It's Christmastime (in Hollis, Queens) and money's tight. Thankfully, there's an easy option more and more folks are using to shore up precious cash: bilking the United States Navy for millions of dollars! It's easy, apparently, and everyone's doing it.
Orwhy not save cash by helping along your nation's proud tradition of gluttony and violent consumer greed?
Meanwhile, your military is doing its part to bolster our reputation abroad. Even as the US presses Afghanistan to sign an agreement allowing soldiers to stay in the country another decade, we droned a toddler Thursday.
I'm tired—dog tired—of slipping morose updates about healthcare.gov into these things. But this one's different! The Obama Administration is saying it will meet a promised December 1 deadline for ratcheting up the site's capabilities. Which is great, except for all the other problems.
China just sort of imagined a new "defense zone" over the East China Sea a week ago, and has since been tautologically forbidding anyone to fly through without its express permission. No one's paying that much mind, which prompted the country to launch fighter jets Friday to determine just who was making their way through the zone. It was us and the Japanese. Air carriers are being warned to steer clear of the zone, for now.

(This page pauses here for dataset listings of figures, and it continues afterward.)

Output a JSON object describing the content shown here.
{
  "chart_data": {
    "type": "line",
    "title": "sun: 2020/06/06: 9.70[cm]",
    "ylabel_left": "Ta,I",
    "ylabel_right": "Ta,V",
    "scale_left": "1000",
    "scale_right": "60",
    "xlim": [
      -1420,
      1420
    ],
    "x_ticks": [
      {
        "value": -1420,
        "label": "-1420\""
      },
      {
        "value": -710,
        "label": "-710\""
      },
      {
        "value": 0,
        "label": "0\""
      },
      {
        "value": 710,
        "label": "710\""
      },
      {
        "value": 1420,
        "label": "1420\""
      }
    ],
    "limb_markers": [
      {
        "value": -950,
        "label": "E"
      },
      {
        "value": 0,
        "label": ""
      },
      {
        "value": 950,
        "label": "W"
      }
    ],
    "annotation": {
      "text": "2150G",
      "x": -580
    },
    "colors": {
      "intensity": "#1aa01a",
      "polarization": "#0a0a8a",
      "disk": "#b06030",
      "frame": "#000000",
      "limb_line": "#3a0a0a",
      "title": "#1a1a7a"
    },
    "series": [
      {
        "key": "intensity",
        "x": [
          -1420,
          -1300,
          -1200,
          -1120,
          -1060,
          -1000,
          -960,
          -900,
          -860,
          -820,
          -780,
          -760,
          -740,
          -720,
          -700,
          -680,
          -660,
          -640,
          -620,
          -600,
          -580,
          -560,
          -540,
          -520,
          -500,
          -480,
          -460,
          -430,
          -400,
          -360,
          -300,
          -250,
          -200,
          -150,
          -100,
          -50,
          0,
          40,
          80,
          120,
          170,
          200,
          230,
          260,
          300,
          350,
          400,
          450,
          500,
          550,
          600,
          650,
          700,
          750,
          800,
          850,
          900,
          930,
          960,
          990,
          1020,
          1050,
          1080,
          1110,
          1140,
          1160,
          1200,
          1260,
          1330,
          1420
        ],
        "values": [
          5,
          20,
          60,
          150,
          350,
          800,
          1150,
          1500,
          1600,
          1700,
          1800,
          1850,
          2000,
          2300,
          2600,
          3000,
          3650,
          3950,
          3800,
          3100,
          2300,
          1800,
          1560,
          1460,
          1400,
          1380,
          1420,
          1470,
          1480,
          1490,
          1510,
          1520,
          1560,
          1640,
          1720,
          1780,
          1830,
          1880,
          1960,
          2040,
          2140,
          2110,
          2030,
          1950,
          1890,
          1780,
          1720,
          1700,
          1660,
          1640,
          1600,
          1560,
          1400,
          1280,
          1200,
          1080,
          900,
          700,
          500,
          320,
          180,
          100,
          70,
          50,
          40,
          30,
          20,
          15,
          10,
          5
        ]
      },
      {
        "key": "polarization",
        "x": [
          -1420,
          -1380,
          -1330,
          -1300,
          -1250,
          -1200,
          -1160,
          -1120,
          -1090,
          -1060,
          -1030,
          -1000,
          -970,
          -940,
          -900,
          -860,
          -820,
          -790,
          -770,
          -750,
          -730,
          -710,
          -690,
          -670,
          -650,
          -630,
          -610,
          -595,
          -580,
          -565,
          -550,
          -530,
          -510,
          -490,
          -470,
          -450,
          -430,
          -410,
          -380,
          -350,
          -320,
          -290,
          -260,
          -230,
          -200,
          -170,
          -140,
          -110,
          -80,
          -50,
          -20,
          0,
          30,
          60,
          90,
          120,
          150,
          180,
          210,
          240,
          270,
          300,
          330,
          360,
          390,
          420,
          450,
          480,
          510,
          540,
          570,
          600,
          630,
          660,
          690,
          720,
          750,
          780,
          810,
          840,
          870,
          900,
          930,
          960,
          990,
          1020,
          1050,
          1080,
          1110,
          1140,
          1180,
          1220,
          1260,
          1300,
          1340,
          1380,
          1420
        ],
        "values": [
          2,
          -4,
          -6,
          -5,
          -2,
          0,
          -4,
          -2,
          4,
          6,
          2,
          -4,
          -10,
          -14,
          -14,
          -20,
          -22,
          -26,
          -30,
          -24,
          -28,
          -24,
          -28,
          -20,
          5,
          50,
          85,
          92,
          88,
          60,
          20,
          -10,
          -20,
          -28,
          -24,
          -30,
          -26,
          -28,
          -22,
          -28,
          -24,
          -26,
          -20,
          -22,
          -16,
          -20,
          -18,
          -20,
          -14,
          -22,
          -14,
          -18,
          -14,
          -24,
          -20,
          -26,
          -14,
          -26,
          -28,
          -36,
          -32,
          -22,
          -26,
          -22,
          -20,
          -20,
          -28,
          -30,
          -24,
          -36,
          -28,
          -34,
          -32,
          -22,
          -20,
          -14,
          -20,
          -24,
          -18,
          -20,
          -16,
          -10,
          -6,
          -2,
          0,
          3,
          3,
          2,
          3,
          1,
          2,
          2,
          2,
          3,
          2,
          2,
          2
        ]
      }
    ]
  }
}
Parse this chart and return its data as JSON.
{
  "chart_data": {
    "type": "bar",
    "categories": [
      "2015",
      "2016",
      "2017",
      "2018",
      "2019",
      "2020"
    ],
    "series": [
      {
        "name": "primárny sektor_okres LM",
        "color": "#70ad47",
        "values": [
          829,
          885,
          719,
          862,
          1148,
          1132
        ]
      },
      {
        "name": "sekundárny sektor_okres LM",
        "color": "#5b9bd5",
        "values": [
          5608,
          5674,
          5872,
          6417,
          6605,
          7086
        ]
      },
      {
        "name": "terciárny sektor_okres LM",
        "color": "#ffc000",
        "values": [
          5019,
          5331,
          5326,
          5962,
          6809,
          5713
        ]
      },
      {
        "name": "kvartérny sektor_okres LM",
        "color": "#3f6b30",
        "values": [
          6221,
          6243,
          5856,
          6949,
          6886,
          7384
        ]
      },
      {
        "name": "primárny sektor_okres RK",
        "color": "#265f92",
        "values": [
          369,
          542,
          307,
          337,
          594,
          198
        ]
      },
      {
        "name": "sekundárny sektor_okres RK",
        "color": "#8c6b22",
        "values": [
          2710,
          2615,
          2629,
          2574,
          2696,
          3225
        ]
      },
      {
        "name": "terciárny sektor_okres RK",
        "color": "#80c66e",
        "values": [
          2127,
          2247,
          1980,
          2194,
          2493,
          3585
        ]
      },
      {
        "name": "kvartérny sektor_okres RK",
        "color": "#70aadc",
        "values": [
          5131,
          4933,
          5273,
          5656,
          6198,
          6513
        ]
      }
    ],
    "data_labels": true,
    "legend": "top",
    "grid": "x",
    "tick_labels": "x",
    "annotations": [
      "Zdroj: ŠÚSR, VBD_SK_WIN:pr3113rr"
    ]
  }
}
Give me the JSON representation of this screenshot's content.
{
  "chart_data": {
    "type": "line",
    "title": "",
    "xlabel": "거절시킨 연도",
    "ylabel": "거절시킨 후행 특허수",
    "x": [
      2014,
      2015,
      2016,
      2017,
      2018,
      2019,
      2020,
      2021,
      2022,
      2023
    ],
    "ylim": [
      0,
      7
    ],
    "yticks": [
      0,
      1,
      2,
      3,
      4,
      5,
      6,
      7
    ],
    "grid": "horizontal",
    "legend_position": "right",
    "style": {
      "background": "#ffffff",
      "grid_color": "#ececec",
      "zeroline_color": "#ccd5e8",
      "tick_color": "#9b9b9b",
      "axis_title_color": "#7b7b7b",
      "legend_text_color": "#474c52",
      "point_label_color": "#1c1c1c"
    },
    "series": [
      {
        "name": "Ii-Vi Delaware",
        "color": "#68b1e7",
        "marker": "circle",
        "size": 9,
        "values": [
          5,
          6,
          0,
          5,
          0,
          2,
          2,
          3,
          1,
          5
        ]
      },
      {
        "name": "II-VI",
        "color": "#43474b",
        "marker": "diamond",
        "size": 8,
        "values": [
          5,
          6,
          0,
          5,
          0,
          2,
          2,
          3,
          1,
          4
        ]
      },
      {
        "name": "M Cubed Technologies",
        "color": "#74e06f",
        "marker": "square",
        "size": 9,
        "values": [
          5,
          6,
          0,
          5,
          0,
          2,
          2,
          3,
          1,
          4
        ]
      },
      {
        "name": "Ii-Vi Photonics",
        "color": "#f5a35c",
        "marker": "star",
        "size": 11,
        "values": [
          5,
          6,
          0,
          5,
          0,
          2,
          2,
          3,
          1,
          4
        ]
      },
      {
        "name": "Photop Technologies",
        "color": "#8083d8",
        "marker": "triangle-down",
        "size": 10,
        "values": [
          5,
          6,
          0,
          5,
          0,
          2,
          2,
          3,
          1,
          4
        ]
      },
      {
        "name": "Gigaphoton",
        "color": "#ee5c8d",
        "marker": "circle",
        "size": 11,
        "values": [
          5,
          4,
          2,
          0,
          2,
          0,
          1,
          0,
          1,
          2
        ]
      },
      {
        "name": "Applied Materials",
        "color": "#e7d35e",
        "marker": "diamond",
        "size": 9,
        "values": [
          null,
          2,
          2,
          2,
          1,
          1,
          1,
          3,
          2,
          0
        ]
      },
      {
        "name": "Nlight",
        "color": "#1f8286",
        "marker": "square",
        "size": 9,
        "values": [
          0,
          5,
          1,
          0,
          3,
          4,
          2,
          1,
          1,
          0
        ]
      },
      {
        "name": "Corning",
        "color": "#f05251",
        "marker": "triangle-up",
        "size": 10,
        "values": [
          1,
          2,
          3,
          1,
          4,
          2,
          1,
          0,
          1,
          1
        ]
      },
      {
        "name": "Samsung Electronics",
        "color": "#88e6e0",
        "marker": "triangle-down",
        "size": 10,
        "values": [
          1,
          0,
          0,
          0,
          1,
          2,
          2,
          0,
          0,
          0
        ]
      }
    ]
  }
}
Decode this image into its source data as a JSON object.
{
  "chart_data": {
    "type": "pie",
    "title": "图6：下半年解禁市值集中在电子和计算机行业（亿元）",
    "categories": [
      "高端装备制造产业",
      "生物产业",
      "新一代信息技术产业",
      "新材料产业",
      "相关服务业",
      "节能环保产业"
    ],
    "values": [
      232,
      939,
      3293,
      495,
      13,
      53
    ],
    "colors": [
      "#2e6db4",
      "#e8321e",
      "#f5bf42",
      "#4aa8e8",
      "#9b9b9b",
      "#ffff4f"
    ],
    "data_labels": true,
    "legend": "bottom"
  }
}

An 85-year-old Korean War veteran who thought it would probably be a good idea to travel to North Korea—it never is—has been held prisoner for around a month. Now, the North Korean government has released a video of Merrill Newman confessing to sundry misdeeds—war crimes, some, but also bringing a book critical of North Korea into North Korea. Sadly, it appears Merrill's English is slipping in his twilight years, because the Guardian notes the statement was "riddled with stilted English and grammatical errors, such as 'I want not punish me'." Curious.
A former US Marine, accused in a "thrill-kill rampage" in which he stabbed four homeless people, apparently was able to slowly collect small amounts of the cleanser Ajax while in jail. He ate it all Wednesday. He won't face murder charges, after all.
Thai protestors seeking the ouster of the country's prime minister have grown newly violent in recent days.
In airborne mayhem: A police helicopter crashes into a Glasgow pub packed with Glaswegians. Probably there is a joke, here. Also a lot of terror and tragedy. And a small plane goes down in remote Alaska.
Serious question: If Alabama is the pre-eminent college football state in the country, what precisely does that say about college football?
Someone tell my computer it's after 8 am. There is NO REASON why that widget needs to be purple.
This, judging from the reaction, was one of the best things my girlfriend had ever seen. I was amused but sad, too, because probably what you don't see is all the dicks—literal, physical dicks— that sat on screen through this guy's performance. Chatroulette, y'all. It's still a thing. (Potentially NSFW, but dick free.)